The episode parallels the aftermath of Odysseus’s visit to Aeolus, the god of the winds in the Odyssey. One of Odysseus’s men disobeys him, opening a bag of winds that then blows them off-course. In the “Aeolus” episode of Ulysses, wind is represented by the windy rhetoric used in journalism and oratory. The newspaper-room setting of the chapter, the episode’s headlines, and the men’s own inflated speech, together with the conversation about rhetorical and journalistic triumphs, all support the theme of the episode. Additionally, within the headlines and within the general text of the episode, over sixty different rhetorical figures (such as hyperbole, metonymy, chiasmus) are demonstrated.
Episode Seven also recalls one of Joyce’s earlier works—the short-story collection, Dubliners. Several Dubliners characters appear here (Lenehan, Ignatius Gallaher), and the sense of futility and paralysis of Dubliners filters into this episode depicting mid-day idleness, disappointment, and frustration. Just as Odysseus’s ship was blown off-course by the winds released from the bag, several characters are thwarted in their individual quests. Bloom does not get the Keyes ad in the paper, O’Molloy does not get a loan from Crawford, Stephen never makes it to meet Buck at the Ship pub at noon. If rhetoric is a means for making arguments and convincing listeners, it gets short shrift here. Few comprehensive connections are made in this episode—points and arguments trail off or are swallowed in the noise of the newspaper pressrooms. Instead, language works to obscure and divide: inside jokes, cryptic remarks, and stage-whispered comments abound.

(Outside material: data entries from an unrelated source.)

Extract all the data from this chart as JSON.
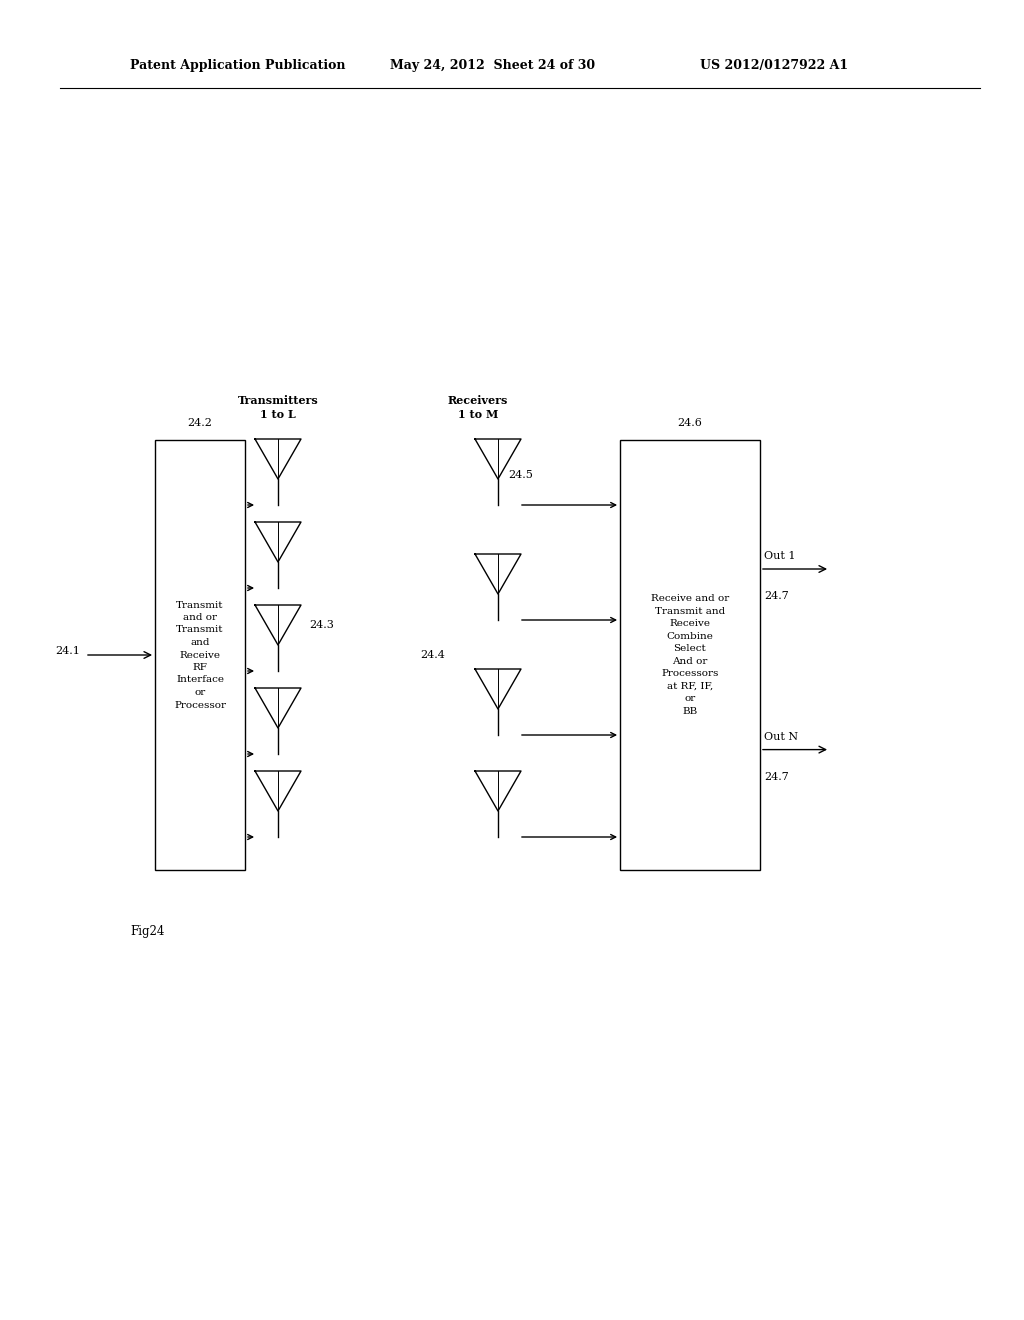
{
  "header_left": "Patent Application Publication",
  "header_mid": "May 24, 2012  Sheet 24 of 30",
  "header_right": "US 2012/0127922 A1",
  "fig_label": "Fig24",
  "bg_color": "#ffffff",
  "line_color": "#000000",
  "label_241": "24.1",
  "label_242": "24.2",
  "label_243": "24.3",
  "label_244": "24.4",
  "label_245": "24.5",
  "label_246": "24.6",
  "label_247a": "24.7",
  "label_247b": "24.7",
  "box1_text": "Transmit\nand or\nTransmit\nand\nReceive\nRF\nInterface\nor\nProcessor",
  "box2_text": "Receive and or\nTransmit and\nReceive\nCombine\nSelect\nAnd or\nProcessors\nat RF, IF,\nor\nBB",
  "tx_label": "Transmitters\n1 to L",
  "rx_label": "Receivers\n1 to M",
  "out1_label": "Out 1",
  "outN_label": "Out N"
}
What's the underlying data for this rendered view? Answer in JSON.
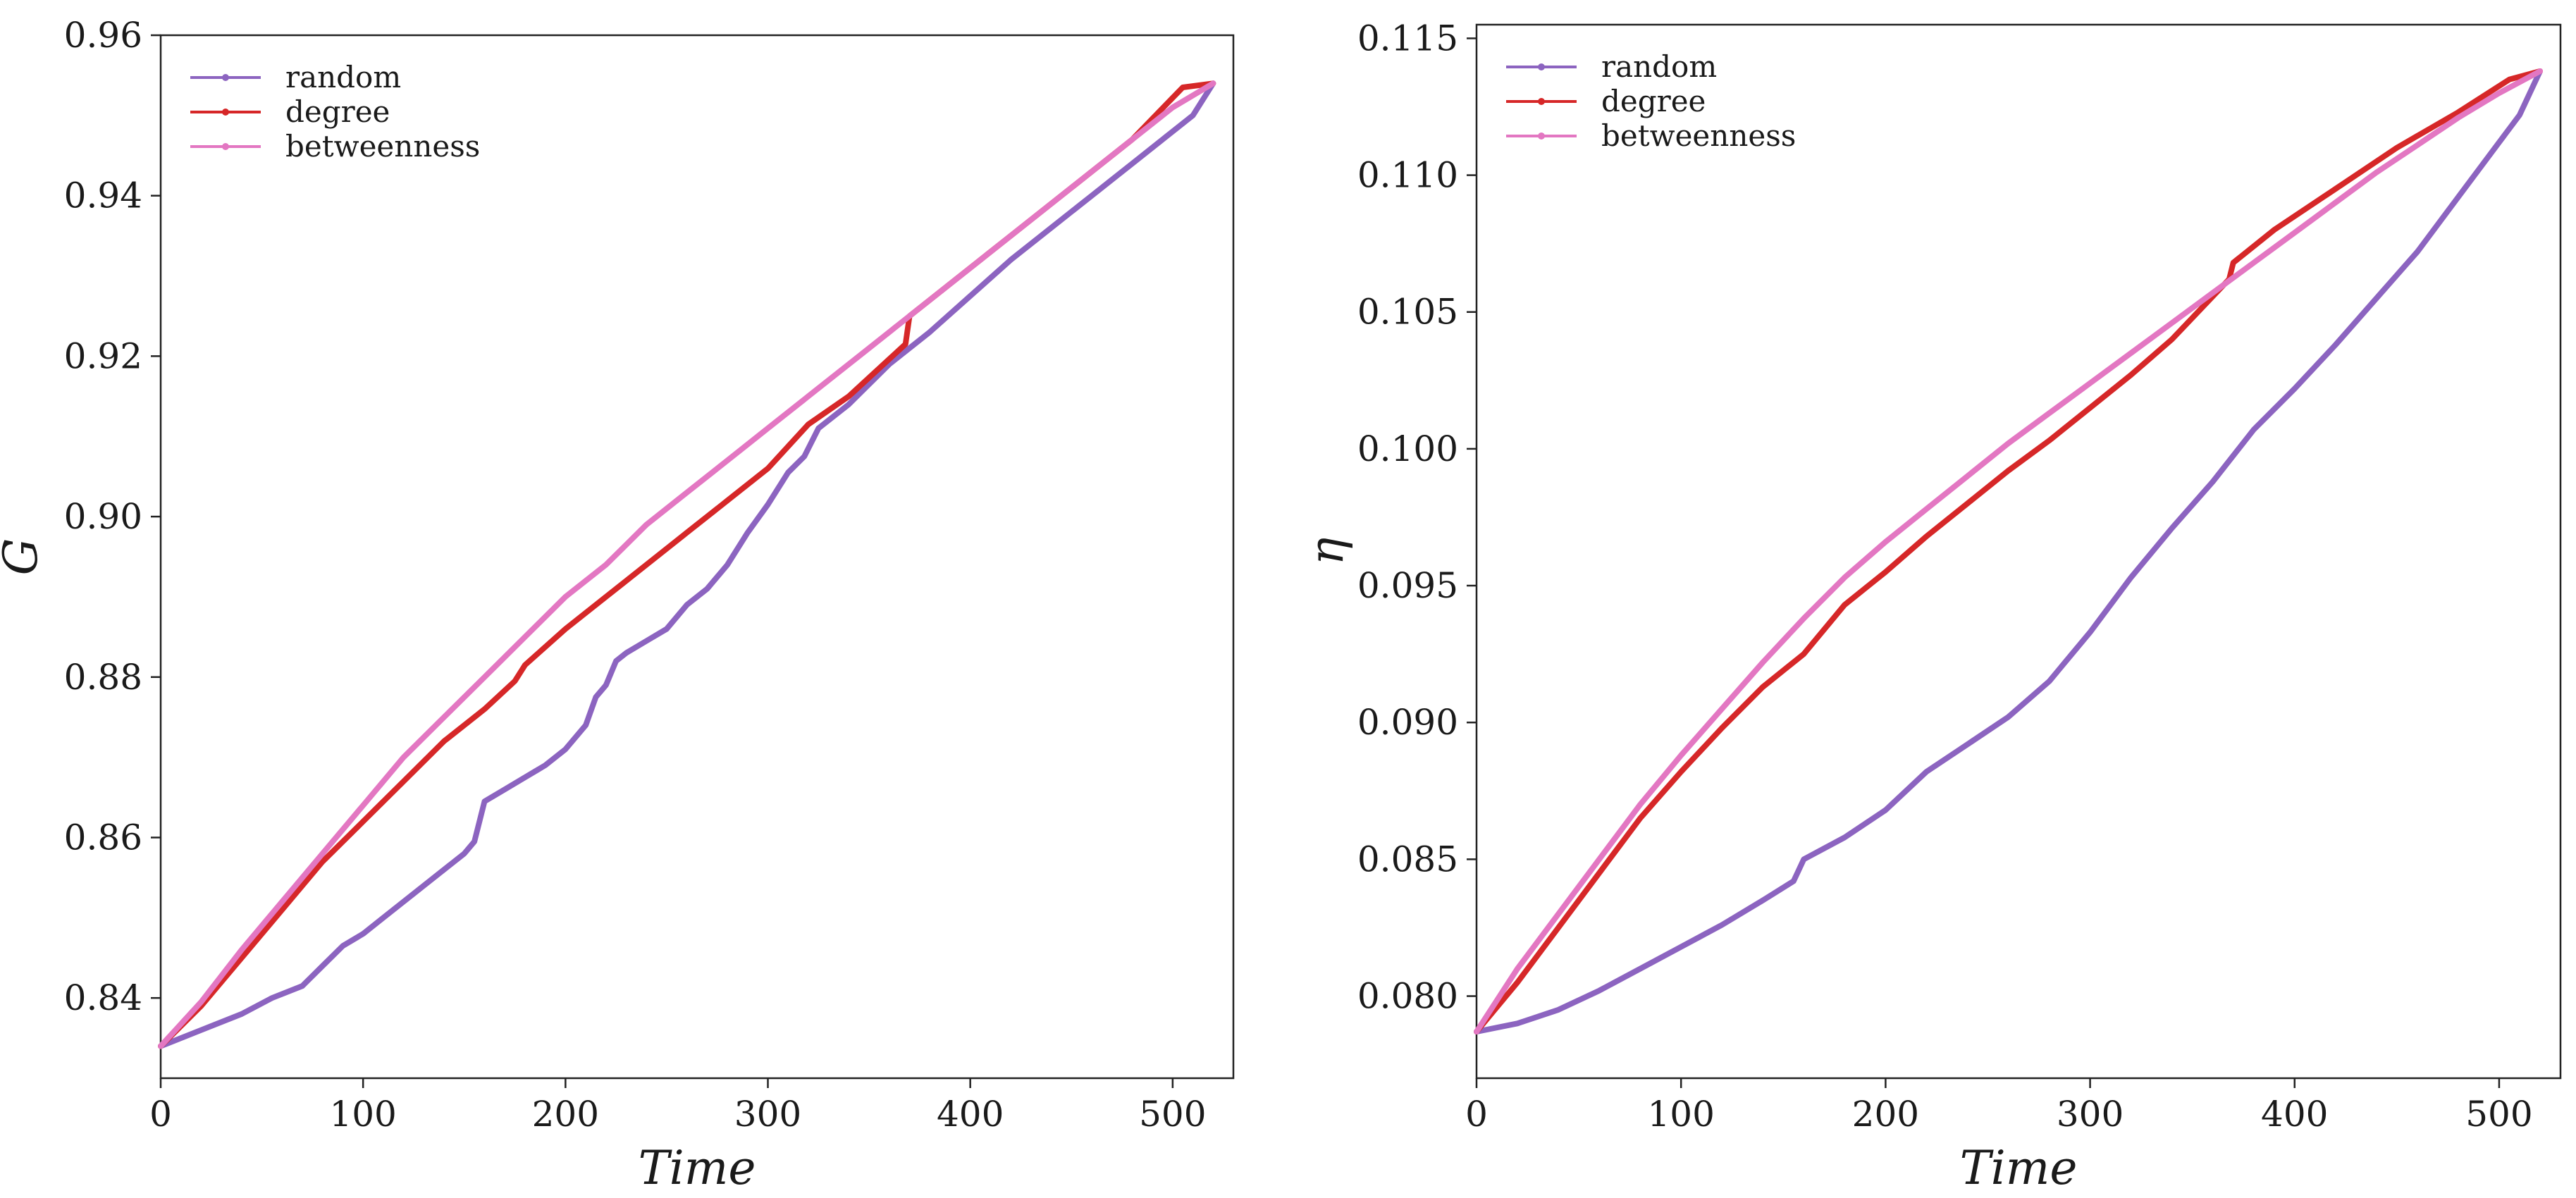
{
  "chart_data": [
    {
      "type": "line",
      "title": "",
      "xlabel": "Time",
      "ylabel": "G",
      "xlim": [
        0,
        530
      ],
      "ylim": [
        0.83,
        0.96
      ],
      "xticks": [
        0,
        100,
        200,
        300,
        400,
        500
      ],
      "yticks": [
        0.84,
        0.86,
        0.88,
        0.9,
        0.92,
        0.94,
        0.96
      ],
      "xtick_labels": [
        "0",
        "100",
        "200",
        "300",
        "400",
        "500"
      ],
      "ytick_labels": [
        "0.84",
        "0.86",
        "0.88",
        "0.90",
        "0.92",
        "0.94",
        "0.96"
      ],
      "legend_position": "top-left",
      "series": [
        {
          "name": "random",
          "color": "#8c64c0",
          "x": [
            0,
            20,
            40,
            55,
            70,
            80,
            90,
            100,
            110,
            120,
            130,
            140,
            150,
            155,
            160,
            170,
            180,
            190,
            200,
            210,
            215,
            220,
            225,
            230,
            240,
            250,
            260,
            270,
            280,
            290,
            300,
            310,
            318,
            325,
            340,
            360,
            380,
            400,
            420,
            440,
            460,
            480,
            500,
            510,
            520
          ],
          "y": [
            0.834,
            0.836,
            0.838,
            0.84,
            0.8415,
            0.844,
            0.8465,
            0.848,
            0.85,
            0.852,
            0.854,
            0.856,
            0.858,
            0.8595,
            0.8645,
            0.866,
            0.8675,
            0.869,
            0.871,
            0.874,
            0.8775,
            0.879,
            0.882,
            0.883,
            0.8845,
            0.886,
            0.889,
            0.891,
            0.894,
            0.898,
            0.9015,
            0.9055,
            0.9075,
            0.911,
            0.914,
            0.919,
            0.923,
            0.9275,
            0.932,
            0.936,
            0.94,
            0.944,
            0.948,
            0.95,
            0.954
          ]
        },
        {
          "name": "degree",
          "color": "#d62728",
          "x": [
            0,
            20,
            40,
            50,
            60,
            80,
            100,
            120,
            140,
            160,
            175,
            180,
            200,
            220,
            240,
            260,
            280,
            300,
            320,
            340,
            368,
            370,
            390,
            420,
            450,
            480,
            505,
            520
          ],
          "y": [
            0.834,
            0.839,
            0.845,
            0.848,
            0.851,
            0.857,
            0.862,
            0.867,
            0.872,
            0.876,
            0.8795,
            0.8815,
            0.886,
            0.89,
            0.894,
            0.898,
            0.902,
            0.906,
            0.9115,
            0.915,
            0.9215,
            0.925,
            0.929,
            0.935,
            0.941,
            0.947,
            0.9535,
            0.954
          ]
        },
        {
          "name": "betweenness",
          "color": "#e377c2",
          "x": [
            0,
            20,
            40,
            60,
            80,
            100,
            120,
            140,
            160,
            180,
            200,
            220,
            240,
            260,
            280,
            300,
            320,
            340,
            360,
            380,
            400,
            420,
            440,
            460,
            480,
            500,
            520
          ],
          "y": [
            0.834,
            0.8395,
            0.846,
            0.852,
            0.858,
            0.864,
            0.87,
            0.875,
            0.88,
            0.885,
            0.89,
            0.894,
            0.899,
            0.903,
            0.907,
            0.911,
            0.915,
            0.919,
            0.923,
            0.927,
            0.931,
            0.935,
            0.939,
            0.943,
            0.947,
            0.951,
            0.954
          ]
        }
      ]
    },
    {
      "type": "line",
      "title": "",
      "xlabel": "Time",
      "ylabel": "η",
      "xlim": [
        0,
        530
      ],
      "ylim": [
        0.077,
        0.1155
      ],
      "xticks": [
        0,
        100,
        200,
        300,
        400,
        500
      ],
      "yticks": [
        0.08,
        0.085,
        0.09,
        0.095,
        0.1,
        0.105,
        0.11,
        0.115
      ],
      "xtick_labels": [
        "0",
        "100",
        "200",
        "300",
        "400",
        "500"
      ],
      "ytick_labels": [
        "0.080",
        "0.085",
        "0.090",
        "0.095",
        "0.100",
        "0.105",
        "0.110",
        "0.115"
      ],
      "legend_position": "top-left",
      "series": [
        {
          "name": "random",
          "color": "#8c64c0",
          "x": [
            0,
            20,
            40,
            60,
            80,
            100,
            120,
            140,
            155,
            160,
            180,
            200,
            220,
            240,
            260,
            280,
            300,
            320,
            340,
            360,
            380,
            400,
            420,
            440,
            460,
            480,
            500,
            510,
            520
          ],
          "y": [
            0.0787,
            0.079,
            0.0795,
            0.0802,
            0.081,
            0.0818,
            0.0826,
            0.0835,
            0.0842,
            0.085,
            0.0858,
            0.0868,
            0.0882,
            0.0892,
            0.0902,
            0.0915,
            0.0933,
            0.0953,
            0.0971,
            0.0988,
            0.1007,
            0.1022,
            0.1038,
            0.1055,
            0.1072,
            0.1092,
            0.1112,
            0.1122,
            0.1138
          ]
        },
        {
          "name": "degree",
          "color": "#d62728",
          "x": [
            0,
            20,
            40,
            60,
            80,
            100,
            120,
            140,
            160,
            180,
            200,
            220,
            240,
            260,
            280,
            300,
            320,
            340,
            368,
            370,
            390,
            420,
            450,
            480,
            505,
            520
          ],
          "y": [
            0.0787,
            0.0805,
            0.0825,
            0.0845,
            0.0865,
            0.0882,
            0.0898,
            0.0913,
            0.0925,
            0.0943,
            0.0955,
            0.0968,
            0.098,
            0.0992,
            0.1003,
            0.1015,
            0.1027,
            0.104,
            0.1062,
            0.1068,
            0.108,
            0.1095,
            0.111,
            0.1123,
            0.1135,
            0.1138
          ]
        },
        {
          "name": "betweenness",
          "color": "#e377c2",
          "x": [
            0,
            20,
            40,
            60,
            80,
            100,
            120,
            140,
            160,
            180,
            200,
            220,
            240,
            260,
            280,
            300,
            320,
            340,
            360,
            380,
            400,
            420,
            440,
            460,
            480,
            500,
            520
          ],
          "y": [
            0.0787,
            0.081,
            0.083,
            0.085,
            0.087,
            0.0888,
            0.0905,
            0.0922,
            0.0938,
            0.0953,
            0.0966,
            0.0978,
            0.099,
            0.1002,
            0.1013,
            0.1024,
            0.1035,
            0.1046,
            0.1057,
            0.1068,
            0.1079,
            0.109,
            0.1101,
            0.1111,
            0.1121,
            0.113,
            0.1138
          ]
        }
      ]
    }
  ]
}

Episode Seven is the first episode in which Stephen and Bloom actually cross paths (at the very end of the episode). Notably, Stephen ignores Bloom, while Bloom, father-like, notes Stephen’s newer boots and, with disapproval, that Stephen has muck on his shoes and is leading the way to the pub. Bloom’s and Stephen’s separate but equal time in the episode invites comparison between their appearances in the Freeman offices. Bloom fails in his task of securing the Keyes ad for three months, while Stephen succeeds in getting Deasy’s letter printed. Stephen has the center of the room, physically and symbolically, while Bloom remains unseen on the outskirts, bumped more than once. Bloom is jokingly referred to as a representative for the art of advertising, while Stephen is treated like a near-equal by the men and is even offered the chance to write for the paper. We also notice the two men’s differing approaches to the domain of public expression. Bloom, as we have seen, has a pragmatic approach to the art of writing, oratory, and advertising. In Episode Four, we saw him consider writing fiction himself, in part to make money by it. Stephen, though flattered by the newspapermen’s high expectations for him, will not waste himself on their type of writing—he will remain focused on his art, his poetry.